Wednesday up at Harvard cabin we got a great storm, of 10" of 5% density snow with little wind.  Unfortunately I only had time to ski the Sherburn.
Wednesday up at Harvard cabin we got a great storm, of 10″ of 5% density snow with little wind. Unfortunately I only had time to ski the Sherburn.

After getting to Pinkham again we head into North Conway to recharge the batteries on Flatbread’s great pizza and some full strength beers.  There’s something about going to old favorites when you live far away that make them taste that much better, and this trip had more than a few of those.

Thursday we headed to Frankenstein.  Hobbit Couloir (WI4+) was in anemic conditions with the lower section of the pillar broken off.  We did Pegasus Rock Finish (WI3+ M3) which is an awesome little route.  The rock finish is some great drytooling protected by pitons.  I have had Dracula (WI4+) on my list for a long time.  It is one of the classic New Hampshire ice climbs.  I never quite felt strong enough while I lived in the area to lead it.  In fact I actually avoided it so that I could on-sight it.  Admittedly on-sighting in ice climbing is odd since the climb changes from day to day and season to season so you’re always on-sighting in a way.  Nevertheless we were the first on the route that day.  I opted for the left variation in the alcove.  The route went very well, no strenuous sections and there were plenty of rest stemming stances.  I used less gear than I expected but more gear than I needed–a nice feeling.  Chris made a valiant effort but popped off just below the top.

The day finished up with Rich meeting up with us and he and I climbing Standard Route (WI3+) in the dark.  Ice climbing by headlamp is always interesting.  The ice has so much more depth and layering to it when illuminated that way.  After finishing up I said goodbye to Rich and to some great Northeast ice and headed to Connecticut.

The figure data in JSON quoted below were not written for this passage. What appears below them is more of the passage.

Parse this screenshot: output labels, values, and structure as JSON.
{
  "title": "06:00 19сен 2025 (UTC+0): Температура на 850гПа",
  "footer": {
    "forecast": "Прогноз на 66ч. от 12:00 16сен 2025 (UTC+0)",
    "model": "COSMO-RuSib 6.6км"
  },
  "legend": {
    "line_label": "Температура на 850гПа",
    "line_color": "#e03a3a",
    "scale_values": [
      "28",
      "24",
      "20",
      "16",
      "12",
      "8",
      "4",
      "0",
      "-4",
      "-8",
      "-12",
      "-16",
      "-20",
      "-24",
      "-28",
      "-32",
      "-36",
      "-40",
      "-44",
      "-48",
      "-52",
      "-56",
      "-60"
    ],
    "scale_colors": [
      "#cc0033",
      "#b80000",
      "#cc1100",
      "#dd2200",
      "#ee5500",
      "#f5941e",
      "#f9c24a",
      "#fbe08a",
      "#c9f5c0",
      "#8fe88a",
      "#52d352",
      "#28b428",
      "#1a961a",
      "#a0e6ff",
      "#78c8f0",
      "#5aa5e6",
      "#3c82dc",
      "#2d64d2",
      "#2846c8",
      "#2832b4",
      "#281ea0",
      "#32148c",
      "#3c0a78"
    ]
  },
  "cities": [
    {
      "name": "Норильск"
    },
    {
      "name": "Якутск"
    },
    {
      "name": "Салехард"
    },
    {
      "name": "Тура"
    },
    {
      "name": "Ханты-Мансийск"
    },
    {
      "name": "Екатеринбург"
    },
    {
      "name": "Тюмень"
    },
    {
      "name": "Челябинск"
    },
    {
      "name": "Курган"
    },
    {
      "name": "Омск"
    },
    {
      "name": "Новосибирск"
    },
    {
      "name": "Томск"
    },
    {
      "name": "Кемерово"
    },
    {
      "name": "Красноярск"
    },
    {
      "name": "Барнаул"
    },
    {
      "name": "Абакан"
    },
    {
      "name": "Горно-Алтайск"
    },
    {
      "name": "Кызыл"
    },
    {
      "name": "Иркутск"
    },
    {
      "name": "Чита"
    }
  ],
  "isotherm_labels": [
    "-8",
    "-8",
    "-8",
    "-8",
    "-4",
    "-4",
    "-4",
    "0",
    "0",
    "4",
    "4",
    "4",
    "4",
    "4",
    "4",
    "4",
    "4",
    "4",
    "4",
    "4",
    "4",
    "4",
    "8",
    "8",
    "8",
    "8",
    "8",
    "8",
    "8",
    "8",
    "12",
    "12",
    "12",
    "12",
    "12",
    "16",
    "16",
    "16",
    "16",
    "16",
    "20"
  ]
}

Friday I got to see Auntie Gail and Uncle Keith.  They drove up from Long Island to take me out to lunch.  Of course my first New Haven meal would be Mamouns.  There is a distinct lack of good and cheap falafel places in SLC.  As I was planning my trip I mentioned to Dave when I’d be back in CT.  He was able to swing some time off work and come out to visit for the weekend.  With the addition of Dave we had almost the whole band back together.  Friday night we had a bunch of folks from Sikorsky come over to 139 W Park for good old time.  Even closed down Delaney’s.  It was great seeing everyone, who I’d missed since moving out to Utah.

Saturday and Sunday were pretty lazy days, involving more catching up and some Mia’s dinner.  The trip went off great.  It was really nice to get to see my family, CT friends and still get some time to climb & ski.  Definitely a great trip and I’m already looking forward to next year.